There are two main methods you’ll use when sending, sharing, or saving the audio files once you’ve figured out what is compression as it relates to digital audio or video files. Consider which works best for your circumstances and the overall quality of the files.

  • Zip files: Any time you send a large file through email, you can compress it by creating a zip file; it’s as easy as clicking a button. On the other end, the recipient will be able to open the compressed file using a zip program and then access them in the original format.
  • Compression software: The most common tool for compressing audio files is compression software (also see, “Audacity Review – A Resource for the Audio Editor on a Budget“). If you plan on regularly reducing the size of your podcast files but are concerned about keeping their quality, this is the way to go. Most compression software programs are easy to use; some are free and available online. You select the file you wish to compress, adjust the settings on audio quality and bitrate, and then wait for the file to be compressed and available in a smaller size. 

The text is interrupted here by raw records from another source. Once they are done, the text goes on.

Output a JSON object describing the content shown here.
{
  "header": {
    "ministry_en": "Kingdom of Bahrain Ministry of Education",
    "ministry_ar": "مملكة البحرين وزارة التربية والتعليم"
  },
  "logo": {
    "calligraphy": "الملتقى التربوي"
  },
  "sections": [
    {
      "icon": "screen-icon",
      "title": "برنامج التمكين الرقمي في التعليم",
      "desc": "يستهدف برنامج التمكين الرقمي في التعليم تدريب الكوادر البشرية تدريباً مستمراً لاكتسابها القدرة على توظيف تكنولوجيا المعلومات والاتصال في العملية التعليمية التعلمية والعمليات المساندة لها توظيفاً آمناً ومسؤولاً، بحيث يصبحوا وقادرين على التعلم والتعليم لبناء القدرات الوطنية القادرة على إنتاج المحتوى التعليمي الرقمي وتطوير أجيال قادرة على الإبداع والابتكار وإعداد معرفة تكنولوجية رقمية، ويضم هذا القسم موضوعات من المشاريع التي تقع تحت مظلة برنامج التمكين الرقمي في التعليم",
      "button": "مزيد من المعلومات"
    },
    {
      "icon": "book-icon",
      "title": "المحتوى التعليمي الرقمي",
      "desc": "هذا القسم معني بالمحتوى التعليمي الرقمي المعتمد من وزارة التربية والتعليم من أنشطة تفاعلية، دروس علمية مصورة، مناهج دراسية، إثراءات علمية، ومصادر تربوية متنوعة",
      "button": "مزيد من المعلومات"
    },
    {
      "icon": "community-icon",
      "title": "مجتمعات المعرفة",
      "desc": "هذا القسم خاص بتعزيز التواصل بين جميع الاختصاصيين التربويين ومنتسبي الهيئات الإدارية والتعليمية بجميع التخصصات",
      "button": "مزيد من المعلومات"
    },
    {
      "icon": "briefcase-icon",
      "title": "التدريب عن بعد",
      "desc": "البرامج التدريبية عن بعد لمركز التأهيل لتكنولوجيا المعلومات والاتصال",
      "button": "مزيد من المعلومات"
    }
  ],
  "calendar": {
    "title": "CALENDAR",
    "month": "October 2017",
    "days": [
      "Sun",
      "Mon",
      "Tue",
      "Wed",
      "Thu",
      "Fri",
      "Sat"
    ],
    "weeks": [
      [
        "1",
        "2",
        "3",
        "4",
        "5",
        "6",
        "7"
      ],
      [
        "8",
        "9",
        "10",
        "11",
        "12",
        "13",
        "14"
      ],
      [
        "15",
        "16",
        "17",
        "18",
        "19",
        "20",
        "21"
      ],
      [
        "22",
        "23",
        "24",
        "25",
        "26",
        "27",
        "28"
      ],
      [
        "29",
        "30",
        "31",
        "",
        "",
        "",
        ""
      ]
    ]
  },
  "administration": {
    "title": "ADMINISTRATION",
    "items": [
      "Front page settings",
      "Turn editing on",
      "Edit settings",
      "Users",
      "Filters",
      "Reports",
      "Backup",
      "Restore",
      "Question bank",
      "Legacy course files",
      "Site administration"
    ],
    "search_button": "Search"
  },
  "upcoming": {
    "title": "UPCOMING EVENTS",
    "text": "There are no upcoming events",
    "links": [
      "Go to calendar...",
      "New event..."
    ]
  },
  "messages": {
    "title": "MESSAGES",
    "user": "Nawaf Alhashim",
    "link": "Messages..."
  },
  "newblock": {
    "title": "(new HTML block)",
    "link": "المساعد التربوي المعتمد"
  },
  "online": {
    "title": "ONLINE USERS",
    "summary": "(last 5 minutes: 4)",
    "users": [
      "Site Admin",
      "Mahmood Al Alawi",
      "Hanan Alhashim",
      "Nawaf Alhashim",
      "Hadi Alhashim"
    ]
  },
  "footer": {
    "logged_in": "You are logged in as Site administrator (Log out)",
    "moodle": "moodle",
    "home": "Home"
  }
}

Final Verdict On What Is Compression As It Relates To Digital Audio or Video Files: Compressed Is Best

Sharing or saving large files like the ones you’ll create when recording your podcast is easy with the right compression tools (and knowledge, of course).

We hope this article helped you understand more about what is compression as it relates to digital audio or video files and the benefits compression can offer for your podcast production.

Rose Evans

Helping podcasters grow their podcast has been my passion for the past 6 years, being part of the Wired Clip team means I can do this on a much larger scale.